All that said, the Giants did not lose this game because of Rollins or Torres or Fontenot or Huff...or my words. They lost because of Oswalt, who is quietly putting together a very impressive career postseason resume. Oswalt, the longtime Astros ace, grew weary of two or less runs of support in practically every game he pitched. His won-loss totals of his final two Astro years are nowhere near reflective of his performance, and the abundance of undeserved losses/no-decisions had to be taking their toll. He was basically Matt Cain in pinstripes pitching for the rebuilding Astros, and as a guy with an outside shot at Cooperstown should he post big numbers for another few years, his legacy had to be weighing on his mind. He asked for and received a trade—to the league’s best team, who gave him more support than Frank Costanza’s “BRO”.
The Giants handled Oswalt in the season opener at Houston, but this edition—like the current Giants’ lineup—didn’t resemble the Opening Day version at all. In addition to Torres, Oswalt got Pat Burrell to foul out TWICE, then embarrassed him with his patented 60 MPH curve for a wicked K. He handled Huff and Buster Posey. He had the stones to knock down Cody Ross, even though Ross would homer in his next AB. And on top of that, he helped himself with a hit late in the game and blew through a stop sign to score Philly’s third run! (Huff again made a mistake here, cutting off the throw from CF which may have retired Oswalt had it gone through.)

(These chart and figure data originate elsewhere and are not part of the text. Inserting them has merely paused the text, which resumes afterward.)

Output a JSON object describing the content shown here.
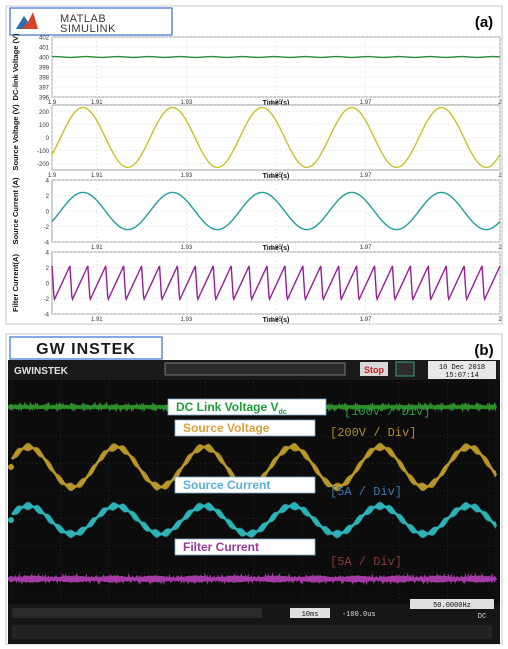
{
  "panel_a": {
    "label": "(a)",
    "logo_text": "MATLAB SIMULINK",
    "charts": [
      {
        "type": "line",
        "ylabel": "DC-link Voltage (V)",
        "xlabel": "Time (s)",
        "yticks": [
          "402",
          "401",
          "400",
          "399",
          "398",
          "397",
          "396"
        ],
        "ylim": [
          396,
          402
        ],
        "xticks": [
          "1.9",
          "1.91",
          "1.93",
          "1.95",
          "1.97",
          "2"
        ],
        "xlim": [
          1.9,
          2.0
        ],
        "series": [
          {
            "kind": "const",
            "value": 400,
            "color": "#2e8b3a"
          }
        ]
      },
      {
        "type": "line",
        "ylabel": "Source Voltage (V)",
        "xlabel": "Time (s)",
        "yticks": [
          "200",
          "100",
          "0",
          "-100",
          "-200"
        ],
        "ylim": [
          -250,
          250
        ],
        "xticks": [
          "1.9",
          "1.91",
          "1.93",
          "1.95",
          "1.97",
          "2"
        ],
        "xlim": [
          1.9,
          2.0
        ],
        "series": [
          {
            "kind": "sine",
            "amplitude": 230,
            "frequency_hz": 50,
            "color": "#c8c22a"
          }
        ]
      },
      {
        "type": "line",
        "ylabel": "Source Current (A)",
        "xlabel": "Time (s)",
        "yticks": [
          "4",
          "2",
          "0",
          "-2",
          "-4"
        ],
        "ylim": [
          -4,
          4
        ],
        "xticks": [
          "1.91",
          "1.93",
          "1.95",
          "1.97",
          "2"
        ],
        "xlim": [
          1.9,
          2.0
        ],
        "series": [
          {
            "kind": "sine",
            "amplitude": 2.4,
            "frequency_hz": 50,
            "color": "#1e9e9c"
          }
        ]
      },
      {
        "type": "line",
        "ylabel": "Filter Current(A)",
        "xlabel": "Time (s)",
        "yticks": [
          "4",
          "2",
          "0",
          "-2",
          "-4"
        ],
        "ylim": [
          -4,
          4
        ],
        "xticks": [
          "1.91",
          "1.93",
          "1.95",
          "1.97",
          "2"
        ],
        "xlim": [
          1.9,
          2.0
        ],
        "series": [
          {
            "kind": "sawtooth",
            "amplitude": 2.2,
            "frequency_hz": 250,
            "color": "#9a1c9a"
          }
        ]
      }
    ]
  },
  "panel_b": {
    "label": "(b)",
    "logo_text": "GW INSTEK",
    "scope_brand": "GWINSTEK",
    "status": "Stop",
    "datetime": "10 Dec 2018 15:07:14",
    "traces": [
      {
        "label": "DC Link Voltage V",
        "subscript": "dc",
        "scale": "[100V / Div]",
        "label_color": "#1f9f3a",
        "scale_color": "#1f9f3a",
        "color": "#2f8f2f"
      },
      {
        "label": "Source Voltage",
        "scale": "[200V / Div]",
        "label_color": "#d9a13a",
        "scale_color": "#b48a2a",
        "color": "#b8962a"
      },
      {
        "label": "Source Current",
        "scale": "[5A / Div]",
        "label_color": "#5aaed8",
        "scale_color": "#3a7bb0",
        "color": "#2bb3b8"
      },
      {
        "label": "Filter Current",
        "scale": "[5A / Div]",
        "label_color": "#9a3a9a",
        "scale_color": "#8a3a3a",
        "color": "#a43aa4"
      }
    ],
    "bottom_bar": {
      "timebase": "10ms",
      "trigger_pos": "-100.0us",
      "frequency": "50.0000Hz",
      "coupling": "DC"
    }
  }
}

It was just Philly’s day. In no way would the Giants sweep the Phillies in a best-of-seven unless the entire Phillie lineup found themselves trapped in a Chilean mine. They earned a respectable split—enough to get the Phillies’ attention, but not enough to become overconfident because this series is far from over. AT&T, here we come—to quote Barry Bonds, “I HOPE WE WHUP THEY ASS!!!”